„Roméo et Juliette“ von Thierry Malandain. Tanz: Ensemble des Malandain Ballet Biarritz

„Roméo et Juliette“ von Thierry Malandain. Tanz: Ensemble des Malandain Ballet Biarritz

Romantischer Pomp und Arte Povera

Malandains „Roméo et Juliette“ in Recklinghausen

Thierry Malandain konterkariert Berlioz’ bombastische Musik mit einem Tanzstück im Stil der Arte Povera – sehr effektvoll und reizvoll anders als herkömmliche Shakespeare-Ballette.

Recklinghausen, 17/05/2016

Um die halbe Welt ist Thierry Malandains „Roméo et Juliette“-Ballett seit der Uraufführung in Biarritz 2010 gegangen. Nun ist es endlich bei uns angekommen. Der Deutschen Erstaufführung in Leverkusen Anfang dieses Jahres folgte jetzt die Aufführung bei den Ruhrfestspielen Recklinghausen. Eine Besonderheit von Malandains Version der Liebestragödie liegt in der Wahl der Musik. Nicht Sergej Prokofjews populäre Partitur von 1940 erklingt, sondern die genau ein Jahrhundert früher komponierte „Dramatische Sinfonie Roméo et Juliette“ von Hector Berlioz (in einer nicht identifizierten Einspielung). Erst Maurice Béjart verwendete das Konzertstück für Orchester mit Chor und Gesangssolisten 1966 als musikalische Grundlage für ein Ballett.

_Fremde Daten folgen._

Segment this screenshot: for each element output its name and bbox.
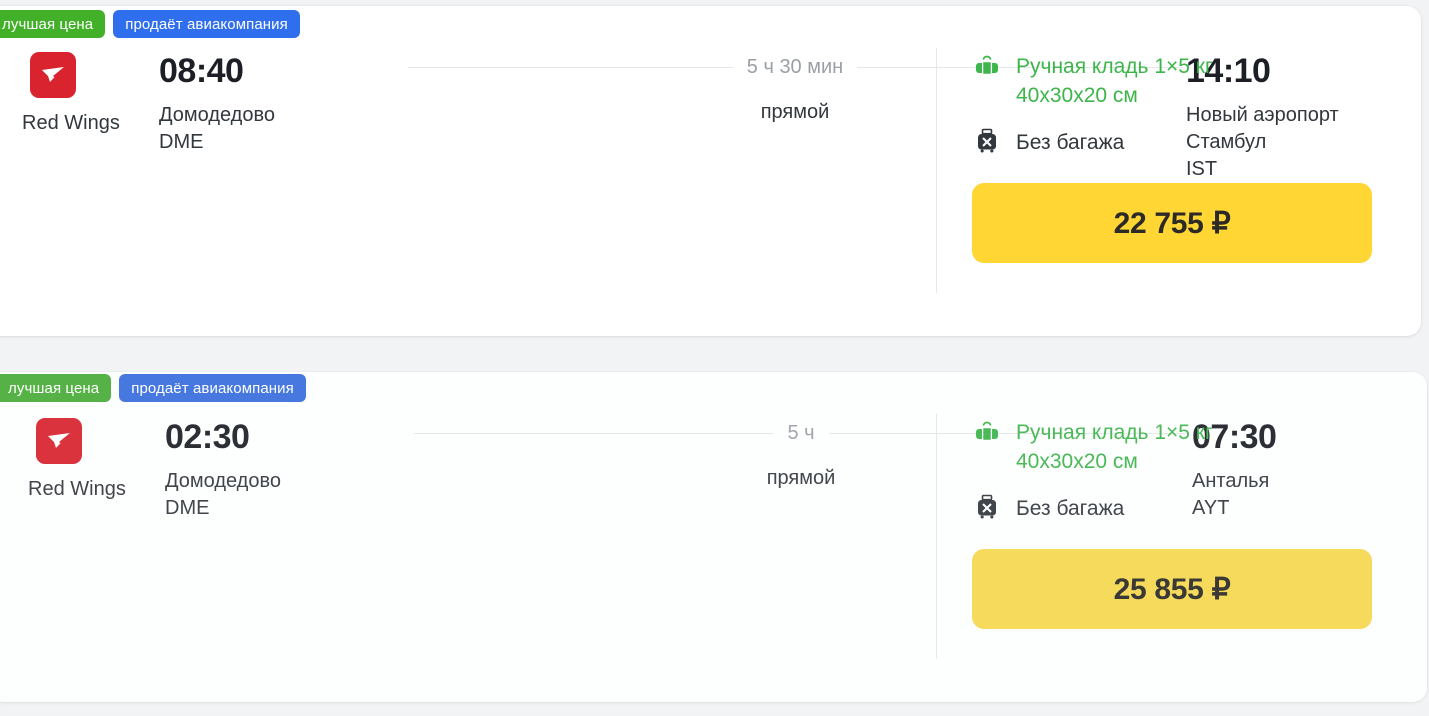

Zwar beklagt Malandain die Schwierigkeit, Berlioz’ Komposition zwischen Oper und Oratorium für den Tanz zu nutzen. Jedoch arrangiert er recht plausibel Schlüsselszenen des Shakespeare-Dramas zu den sieben sinfonischen Sätzen, beginnend mit einem Chorprolog, in dem Pater Lorenzo („Bruder Laurent“ – Frederik Deberdt) sich als Schicksal bestimmender Strippenzieher und diabolischer Magier im schwarzen Pfaffengewand mit stilisiertem Gestus einführt. Um die Liebe statt der politischen Rivalität der Aristokraten in den Vordergrund zu rücken, besetzt Malandain das Paar aus den verfeindeten Veroneser Familien achtfach. Fast marionettenhaft simpel, Laurents Diktat folgend, bewegen sich alle anfangs in schlecht sitzenden Kostümen wie in einem Totentanz der vorweg genommenen Sterbeszene. Kämpfe der gegnerischen ‚Gangs’ – das Flair der High Society weicht Volkstümlichkeit - und ausgelassenes Volksfest folgen. In der Balkonszene nähern sich Raphaël Canet und Claire Lonchampt anrührend zerbrechlich einander an. Spritzig virtuos sind die tödlich endenden, sehr deutlich John Cranko nachempfundenen Degengefechte des Mercutio (Arnaud Mahouy) mit Tybalt (Daniel Vizcayo) und des Prinzen (Mickaël Conte), der den Tod des Freundes rächt.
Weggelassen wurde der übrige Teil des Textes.